Okay, so here's the sentence according to D:
Meticulously embellishing the elaborate calligraphy, medieval monks, through their manuscript illuminations, communicated their interpretive understanding of the texts they illustrated.
Is there a rule that we can't have two adverbial modifiers in a row (separated or not)? No, but it often causes trouble when we try! Sometimes it makes the intended meaning unclear, and sometimes it just keeps us waiting too long to get to the main clause. In this case, we have an additional adverbial modifier inserted between the subject (monks) and the verb (communicated). This isn't
always wrong, but it's an advanced move that one should typically avoid, and it's generally going to work out badly on SC.
Normally, we'd fix this by placing the modifier before or after the action. In this case, since the clause ends in a long modifier, placing "through their manuscript illuminations" before the clause makes the most sense. The problem is that we have another modifier there. If we start with "Meticulously embellishing . . . , through their manuscript illuminations," by the time the reader gets through all that they are just dying to know the subject! For a similar "traffic jam," look at answer choice E of the Stella Adler problem. (E is also wrong for other modifier-related reasons.)
https://gmatclub.com/forum/as-an-actres ... 20808.htmlSo what do we do? Typically, the GMAT will solve this problem by converting one of the modifiers to something else.
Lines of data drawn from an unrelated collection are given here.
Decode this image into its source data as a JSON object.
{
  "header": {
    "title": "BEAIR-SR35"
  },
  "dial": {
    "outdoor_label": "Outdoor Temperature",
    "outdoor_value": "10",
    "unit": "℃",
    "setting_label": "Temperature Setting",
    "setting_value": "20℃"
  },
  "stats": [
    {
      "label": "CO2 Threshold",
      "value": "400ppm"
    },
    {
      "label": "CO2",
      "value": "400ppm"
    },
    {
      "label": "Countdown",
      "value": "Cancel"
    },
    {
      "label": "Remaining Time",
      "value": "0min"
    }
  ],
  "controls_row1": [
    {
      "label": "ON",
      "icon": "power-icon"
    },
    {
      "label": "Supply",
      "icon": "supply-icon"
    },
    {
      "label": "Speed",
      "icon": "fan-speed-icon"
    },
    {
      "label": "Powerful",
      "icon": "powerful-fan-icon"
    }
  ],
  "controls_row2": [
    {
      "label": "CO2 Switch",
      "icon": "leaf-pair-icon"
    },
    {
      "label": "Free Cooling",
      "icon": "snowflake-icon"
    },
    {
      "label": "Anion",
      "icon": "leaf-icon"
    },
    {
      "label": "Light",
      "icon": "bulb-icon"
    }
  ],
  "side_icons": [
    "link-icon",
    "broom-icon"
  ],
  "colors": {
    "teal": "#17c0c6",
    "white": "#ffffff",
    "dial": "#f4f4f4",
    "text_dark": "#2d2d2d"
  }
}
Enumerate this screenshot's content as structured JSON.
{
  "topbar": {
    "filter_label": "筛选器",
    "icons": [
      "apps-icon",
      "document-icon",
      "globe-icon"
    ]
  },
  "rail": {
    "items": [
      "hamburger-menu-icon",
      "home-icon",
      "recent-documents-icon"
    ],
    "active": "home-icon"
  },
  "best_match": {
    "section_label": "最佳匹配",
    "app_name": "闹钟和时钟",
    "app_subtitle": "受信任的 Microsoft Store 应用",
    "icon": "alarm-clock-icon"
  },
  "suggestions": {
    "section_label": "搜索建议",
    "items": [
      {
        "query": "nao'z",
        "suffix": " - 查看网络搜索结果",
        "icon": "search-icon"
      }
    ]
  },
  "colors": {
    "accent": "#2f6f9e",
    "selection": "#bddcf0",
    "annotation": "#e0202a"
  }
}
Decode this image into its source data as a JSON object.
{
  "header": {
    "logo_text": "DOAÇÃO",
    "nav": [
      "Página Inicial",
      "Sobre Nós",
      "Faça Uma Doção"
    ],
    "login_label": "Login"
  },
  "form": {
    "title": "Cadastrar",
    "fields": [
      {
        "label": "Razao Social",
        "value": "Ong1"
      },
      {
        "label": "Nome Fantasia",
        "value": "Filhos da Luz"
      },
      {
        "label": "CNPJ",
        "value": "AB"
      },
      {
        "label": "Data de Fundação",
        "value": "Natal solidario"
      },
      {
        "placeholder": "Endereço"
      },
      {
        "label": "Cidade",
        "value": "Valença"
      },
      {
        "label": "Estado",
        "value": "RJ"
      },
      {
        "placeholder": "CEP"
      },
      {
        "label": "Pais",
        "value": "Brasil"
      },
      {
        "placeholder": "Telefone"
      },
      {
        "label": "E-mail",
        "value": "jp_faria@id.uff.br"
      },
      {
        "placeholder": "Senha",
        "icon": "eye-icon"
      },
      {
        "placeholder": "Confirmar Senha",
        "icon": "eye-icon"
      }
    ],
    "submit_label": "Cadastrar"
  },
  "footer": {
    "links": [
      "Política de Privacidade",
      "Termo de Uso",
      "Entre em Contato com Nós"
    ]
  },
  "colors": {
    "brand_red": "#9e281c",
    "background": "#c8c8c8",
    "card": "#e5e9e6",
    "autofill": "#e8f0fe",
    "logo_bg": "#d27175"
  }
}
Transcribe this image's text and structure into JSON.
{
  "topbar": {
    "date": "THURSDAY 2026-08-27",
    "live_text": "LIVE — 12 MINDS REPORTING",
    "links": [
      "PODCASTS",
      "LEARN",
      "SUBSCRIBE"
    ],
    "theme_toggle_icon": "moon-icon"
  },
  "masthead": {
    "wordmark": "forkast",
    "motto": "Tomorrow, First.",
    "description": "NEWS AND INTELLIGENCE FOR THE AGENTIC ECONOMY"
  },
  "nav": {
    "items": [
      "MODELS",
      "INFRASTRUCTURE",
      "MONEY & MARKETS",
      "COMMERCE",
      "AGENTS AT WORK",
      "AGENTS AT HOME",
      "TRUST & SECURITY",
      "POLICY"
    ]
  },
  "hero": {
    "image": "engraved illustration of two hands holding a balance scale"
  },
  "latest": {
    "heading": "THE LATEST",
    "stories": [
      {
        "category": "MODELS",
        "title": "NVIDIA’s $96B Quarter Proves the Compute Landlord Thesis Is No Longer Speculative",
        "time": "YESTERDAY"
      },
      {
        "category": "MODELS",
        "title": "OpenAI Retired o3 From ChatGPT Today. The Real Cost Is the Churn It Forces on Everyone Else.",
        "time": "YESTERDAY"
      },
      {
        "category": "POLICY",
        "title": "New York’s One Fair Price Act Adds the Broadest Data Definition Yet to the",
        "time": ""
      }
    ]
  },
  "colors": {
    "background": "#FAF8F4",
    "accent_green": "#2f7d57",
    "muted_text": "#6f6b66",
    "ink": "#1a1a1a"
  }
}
The right answer of the Stella Adler problem takes one of those adverbial modifiers and puts it into the main clause. The monks problem takes what was an adverbial modifier in A/B/D and turns it into a noun modifier that builds on the initial adverbial modifier. This is not the most elegant solution (C is still fairly bad writing), but it helps to solve the problem.
Another problem with D is that it opens with "Meticulously embellishing
the elaborate calligraphy." It makes it seem as if there is some existing calligraphy that we're already supposed to know about. To avoid this, we can ditch the article ("the"), as C does, or we can add something after "calligraphy" (e.g. "Meticulously embellishing the elaborate calligraphy in their manuscripts, medieval monks . . . ").